Green bonds: How active management aims to make the most of a dynamic sector

The market for financing linked to environmentally friendly projects and companies has already reached $1trn by some measures and we expect will move swiftly past that landmark during 20211. This, alongside growing policy support in Europe, the US and China, has helped make the green bond sector a powerful draw for investors. Increasingly, they are aware that climate change is a threat to our economic well-being, and that green bonds can potentially be a crucial part of addressing that threat.

In our view, it is one of the most dynamic areas on the path towards a sustainable global economy, and a sector where in-depth active management can help deliver financial returns alongside genuine environmental impact. As with any dynamic asset class, the evolution can be dramatic. Green bonds have moved on from a focus on Sovereign-related issuance and a few utilities, towards a better-balanced mix that draws in far more diversified sources of credit.

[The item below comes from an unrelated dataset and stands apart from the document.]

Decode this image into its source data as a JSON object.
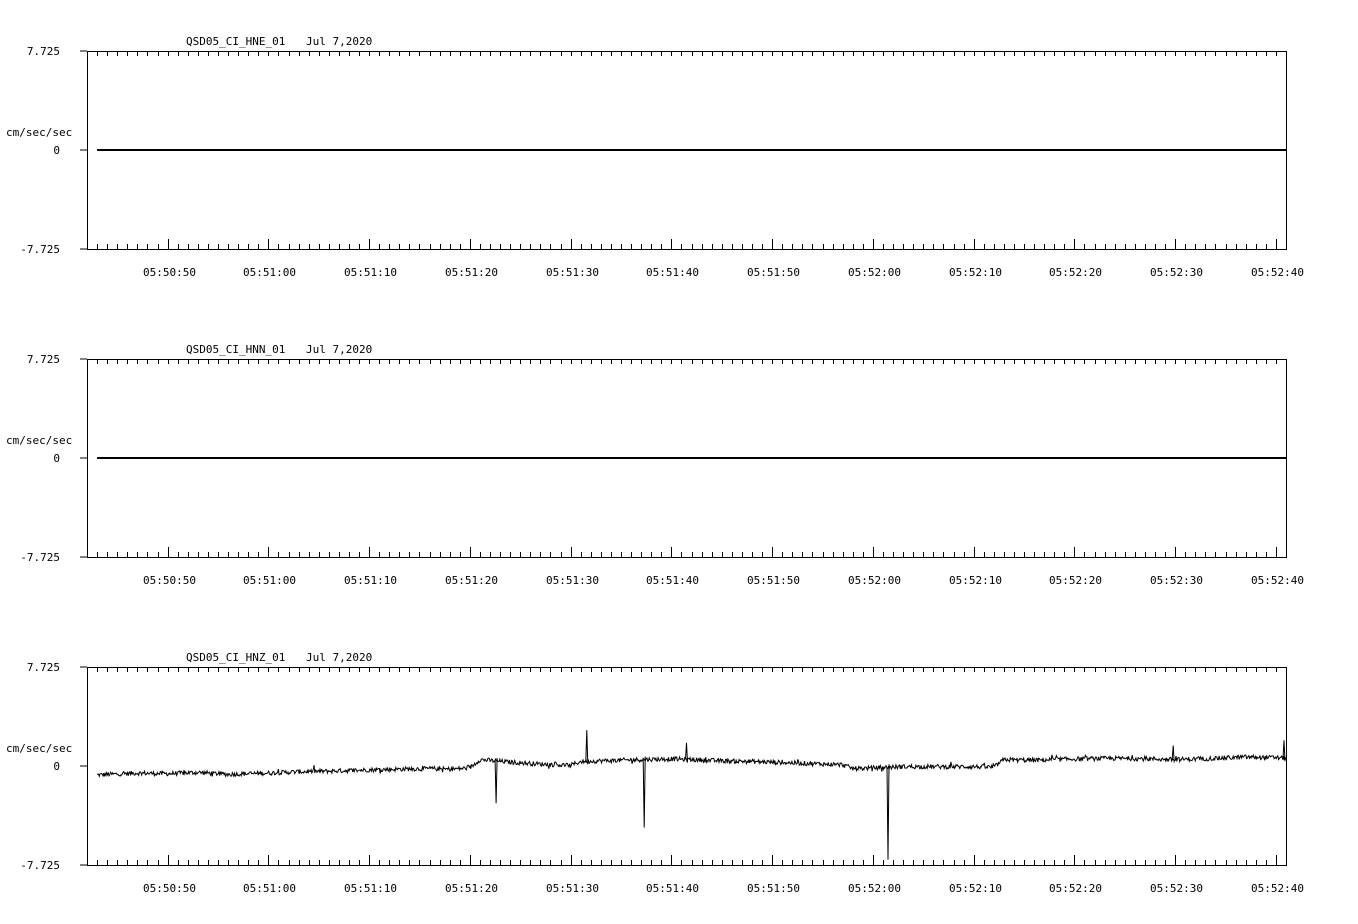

Active management can enable us to adapt to the pace of market changes and allocate to the most defensive/expensive parts of the universe when needed, and its most attractive, higher yield parts when opportunities arise. Another potential advantage for active investors lies in access to primary issuance – which provides liquidity and avoids the additional transaction costs in the secondary market faced in a passive/exchange-traded fund (ETF) approach.

Delivering impact

Perhaps the most common question when investors consider green bonds centres on how they can be sure what is green and what is not. The market may be growing every year, but regulation has not yet emerged that allows for consistent definitions of environmental goals and parameters, or which ensures consistent transparency around issuance. Again, an active approach is crucial to ensure the selection of credible green bonds across the universe in a way that is clear and straightforward for clients. We believe it is important for large players in this market to not only enjoy the potential financial returns, but to support truly meaningful environmental projects from companies whose strategies are aligned with the energy transition.

An active approach can enable investors to focus on issuers that provide the most transparency about the projects they finance and about their potential impacts, such as tonnes of CO2 avoided. This kind of information allows investors to understand the true nature of green bonds, to know precisely how their money is financing a change and by how much it is contributing. This is a fundamental aspect of green bond investing that a passive approach would simply miss.

Active, and engaged

To truly be a part of the energy transition demands more than simply buying green bonds. We have a deep commitment to stewardship across all our assets believe this helps to keep us close to the heart of the green bonds market. We think it makes sense to maintain a continued dialogue with existing and potential issuers about how they might start, continue or increase their commitment according to their specific economic activity.

Our analysts have met with close to 90% of the issuers we hold in our green bond strategy, and more broadly, our membership of the green Bonds Principles Executive Committee2 affords AXA IM and its clients a voice in the push for industry guidelines to improve transparency and disclosure. We also closely monitor the market, so that we might reward issuers with allocations when they improve their standards, or to review investments which fail to meet our standards.

Putting it to work

Our green bonds strategy seeks to deliver impact alongside returns, but how can asset managers make sure issuers meet those standards when building a strategy?

Before assessing the credibility of a green bond issuance, our approach is to first filter the universe to reflect our group-level exclusions policy and to remove any possible controversial activity, sector, or issuers that could be associated with poor environmental, social or governance (ESG) practices. Our ESG scoring system3 helps identify poor ESG issuers.  

But what really makes the difference is our proprietary green bond framework4. This is the tool with which we seek to overcome the lack of common measures in the market, by setting clear and consistent standards which issuers – and clients – can understand. The framework is the engine for our active strategy.

It is designed to deliver an over-arching assessment of each bond under consideration and aims to ensure projects earmarked for funds by a company reflect a wider commitment to tackle climate change. We assess the issuer’s sustainable strategy, the demonstrable environmental benefits of the projects to be financed, the management of the bond proceeds and the issuer’s impact report. The framework also demands a high level of transparency.

This combined approach refines the investment universe to strip out about 25% of issuers. The goal is to minimise the risk of “green washing” while building a diversified strategy that avoids "extreme" positioning and ensures consistency over time.

Transparency is vital from our side too. We believe a green bond strategy must be able to measure and report its environmental benefit to investors. This is why we produce a monthly impact report that includes specific indicators – such as emissions avoided – as well as details of the environmental projects financed. We also map investments to the UN Sustainable Development Goals.

It is impossible, we think, to deliver this depth of management without an active approach. Since we first developed a green bonds strategy we have sought to be a pioneer and a benchmark for the sector, taking care to burnish its credibility and support its growth. Only with high standards, careful research and a commitment to good stewardship can we genuinely limit concentration risk, weed out controversies, prevent ‘green-washing’, improve access to the primary market and shape the nature of issuance. By doing all this, we believe an investment manager should be able to generate more attractive returns and limit downside, while delivering genuine impact in the fight to take on the challenge of climate change.